On Having A Friend Who Got Sober
My friend got sober, and it wasn’t one of those deals where he got fired or got divorced and swore off the poison. This is a man who loses his ability to stop himself after the first cold sip. He will drink himself comatose. There have been a handful of occasions on which he nearly killed himself — by accident, on purpose, or a cocktail of the two. This is a guy I’ve known since he was six.
For him, as for most addicts, sobriety is a matter of life and death. Since he got sober a year and a half ago, my friend’s transformation has been borderline miraculous. He gave up cigarettes too. Now it’s all coffee, working out, family, and Jesus — 110 proof. He hasn’t seemed so happy, mature and alive since he was 20. Until the last year, when he turned 30, he hadn’t strung together this much success since he was a freshman in college. He is thriving more than I would have thought possible the last time I saw him, which was two falls ago, right before his last collapse.
He got married over the weekend, and it was interesting at the wedding to hear him tell some old drinking stories. There was no regret in his voice, no awkwardness in his manner. They were still fond memories for him, times shared with his friends and brothers where everybody was completely there, in the moment, together, going through something, and coming out the other side. All good drinking stories are about men overcoming long odds or getting away with something in the face of profound intoxication. We have our share of those, and the thing is, those memories haven’t all turned dark, even though as we tell them now we all know the darkness that lies ahead, in the middle of his story.

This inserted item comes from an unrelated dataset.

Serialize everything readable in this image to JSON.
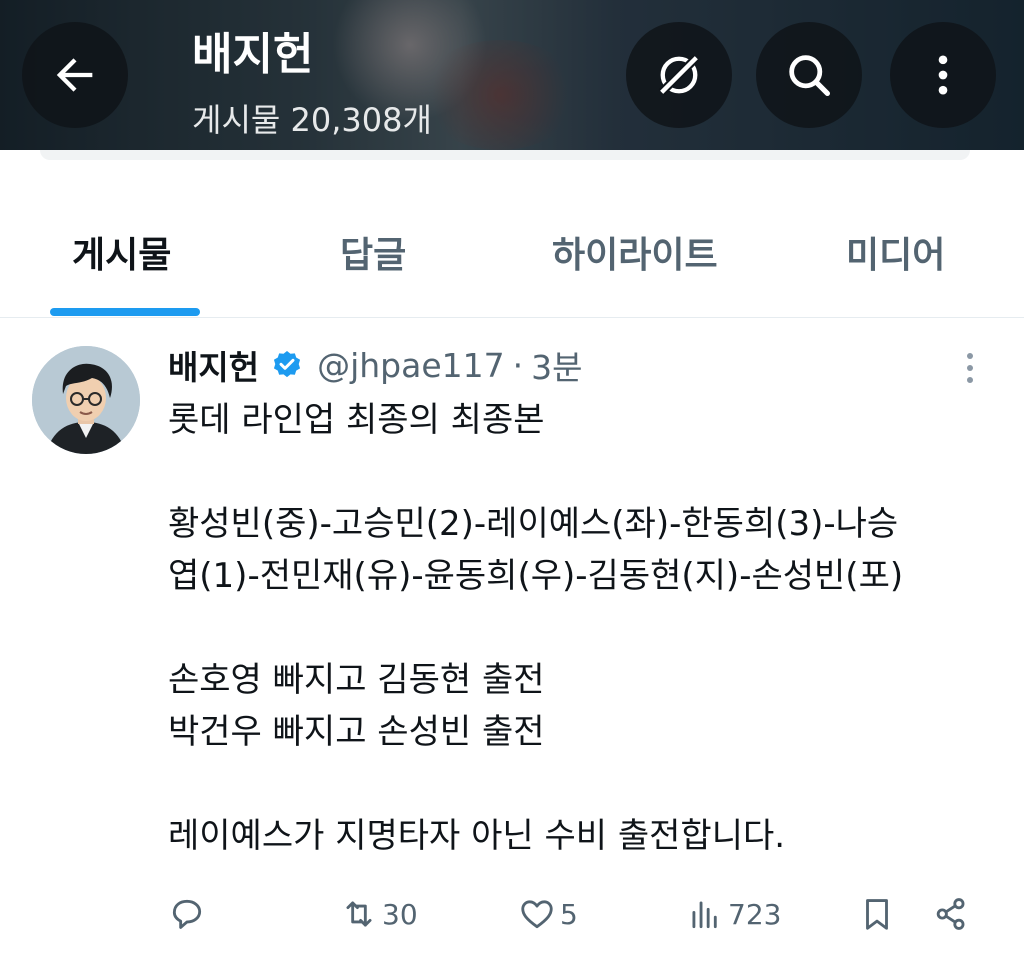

The drinking period of my friend’s life was, for him, a life of its own. It stopped him cold, pushed him down, and held him there for all his 20s. He was unbelievably good at partying, but he wasn’t accomplishing much else. The last few years, of course, it wasn’t much of a party.
As someone who drank with him a lot over the years, who didn’t see the signs of addiction, who gave him drinks when I was 21 and he was 18, it was nice to see him talk about those times with a free mind. He remembers them the same way I do.
They’re part of a story about a man who overcame long odds in the face of profound intoxication.